The Department of Health and Social Care is ‘working with the Home Office’ to find solutions to the visa challenges faced by IMG GP trainees, it told Pulse.
This comes as the Government responded on Friday to the Health and Social Care Committee’s workforce report, which made several recommendations to improve IMGs’ experience.
The report called for all IMG GP trainees to be offered leave to remain in the UK after completing GP specialty training, and for a ‘default visa extension’ for six months after their expected completion date.
In response to all the recommendations on IMGs the Government said it agrees ‘in principle’, however it failed to specifically address the visa issues.
The Department of Health and Social Care (DHSC) has since confirmed to Pulse that it is working in collaboration with the Home Office on these issues to ‘explore all possible solutions’ and will ‘provide a further update shortly’.
The committee’s report, which was published in July last year, aimed to hold the Government to account on its policies in the face of the ‘greatest workforce crisis’ in the NHS and social care sector’s history.
It made 60 recommendations on workforce planning, recruitment, retention, training, working culture, and continuity of care.
These included several recommendations on international recruitment, including a section on GP visas which was based on the RCGP’s letter to the committee highlighting the ‘significant bureaucracy’ IMGs completing the three-year GP training course face.
The report said: ‘GPs are particularly disadvantaged because IMGs can apply for indefinite leave to remain after five years in the UK: every other medical specialty has training which lasts more than five years, which means most IMGs can secure indefinite leave whilst still sponsored by their training body.’

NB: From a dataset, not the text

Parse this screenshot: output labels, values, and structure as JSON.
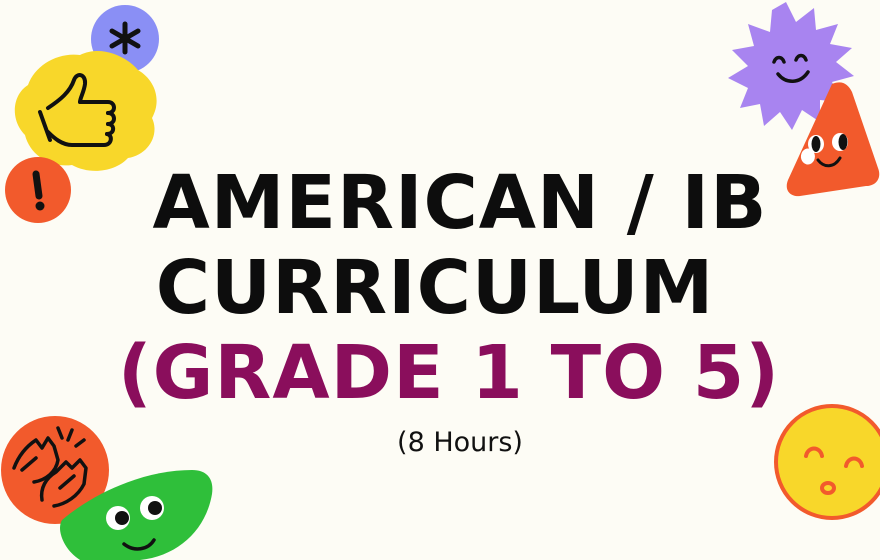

This system therefore leaves a two-year gap in which IMG GP trainees must secure sponsorship if they want to stay in the country when their visas run out.
Over 40% of all trainees are IMGs and around 30% of respondents to a survey by the RCGP last year said they found the visa system so difficult they were considering giving up on their plans to work as GP in the UK.

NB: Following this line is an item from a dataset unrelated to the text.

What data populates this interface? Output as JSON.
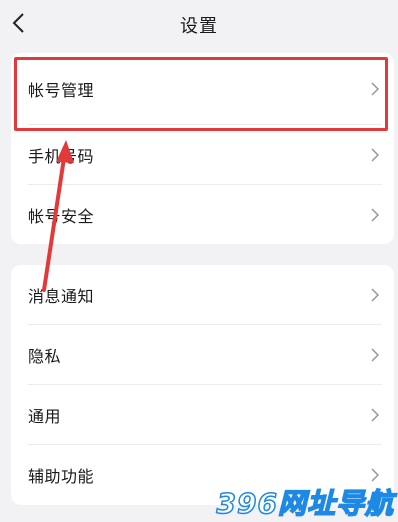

In its response to the report last Friday, the Government said it was working to increase the number of GP practices registered as Home Office sponsors and that NHS England is ‘improving awareness amongst IMGs on the steps they need to take to prepare for entering the workforce’.
When asked about the specific recommendations on visas, the DHSC told Pulse: ‘We recognise the importance of international medical graduates in growing the general practice workforce and the challenges they can face upon completion of training.
‘We are working with the Home Office to explore all possible solutions and will provide an update shortly.’
Last month, the BMA wrote to immigration minister Robert Jenrick to call for a six-month ‘grace period’ for GP trainees coming from overseas in order to ‘help alleviate some of the stress and anxiety’ of finding employment at a GP practice.